I’m glad to hear you’re doing a bit better! Progress is small but good.
I don’t really know how long I was deficient for.
My big crash where I collapsed at work was in March 2024 (serum level 172pmol/l). August 2023 my level was at 180pmol/l but I was focused on iron levels, and the doctor just noted that my “B12 was slightly low”.
I had been feeling particularly exhausted and a bit breathless on exertion since about April 2023, but honestly put it down to iron because I’ve always had trouble with it.
All my other symptoms (eyesight changes, memory issues, muscle weakness, gut issues, anxiety) really crept up on me slowly and so I didn’t know they were linked until I looked into PA after I started receiving injections.
So, at a guess, I would say that I was deficient for maybe 2 or 3 years?
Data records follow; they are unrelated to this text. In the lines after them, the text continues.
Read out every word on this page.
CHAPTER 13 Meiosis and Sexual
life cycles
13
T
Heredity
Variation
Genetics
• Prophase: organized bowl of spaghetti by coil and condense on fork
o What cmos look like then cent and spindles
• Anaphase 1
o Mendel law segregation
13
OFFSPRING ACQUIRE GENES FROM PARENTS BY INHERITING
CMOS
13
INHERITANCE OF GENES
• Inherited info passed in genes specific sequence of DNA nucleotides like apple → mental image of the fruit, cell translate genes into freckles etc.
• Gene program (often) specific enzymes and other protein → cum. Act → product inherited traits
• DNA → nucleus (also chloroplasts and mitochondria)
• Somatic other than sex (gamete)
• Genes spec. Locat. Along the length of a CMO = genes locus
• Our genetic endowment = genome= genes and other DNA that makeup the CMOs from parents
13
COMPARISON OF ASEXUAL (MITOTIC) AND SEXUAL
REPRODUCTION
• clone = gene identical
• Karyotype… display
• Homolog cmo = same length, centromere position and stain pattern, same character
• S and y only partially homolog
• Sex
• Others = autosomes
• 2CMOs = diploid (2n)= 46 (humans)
It’s hard because there is no date where everything started.
Oh thank you for your reply , yes I too had a collaps at work last year early but I noticed signs about 6 to 7 years ago honestly that I thought were menopause beginning and things just kept getting worse. so i do have neuro healing as well and mood is getting better too, I was never a anxiety person and very active with work and exercise and helping others, but everything changed and was at the end of my rope and had to retire and had been to every kind of specialist. so now I have answered prayers with the PA b12D and this forum to learn from. it seems this forth month as I can tell from reading everyones post can be on of the most difficult or up to 4 to 5 months. So I'm hoping and praying that this is true for most of us.
Oh I do so feel for you❤️. It's awful feeling in limbo with all the unknowns that go with symptoms.
Not helped by the medical establishment's labelling us as imagining it and the difficulty of friends and family in understanding how hard it is.
I got angry scared and depressed (and sometimes still do...)
I hope you know there are so many of us here who can sympathise with you.
The great thing is that you're starting something that should ultimately lead you towards improvements. The tough part is it takes time and you can't always see the improvement.
As others have suggested trying a symptom diary to help you feel hope and progress.
And give your days extra cuddles. I have to borrow a neighbour's visiting cat.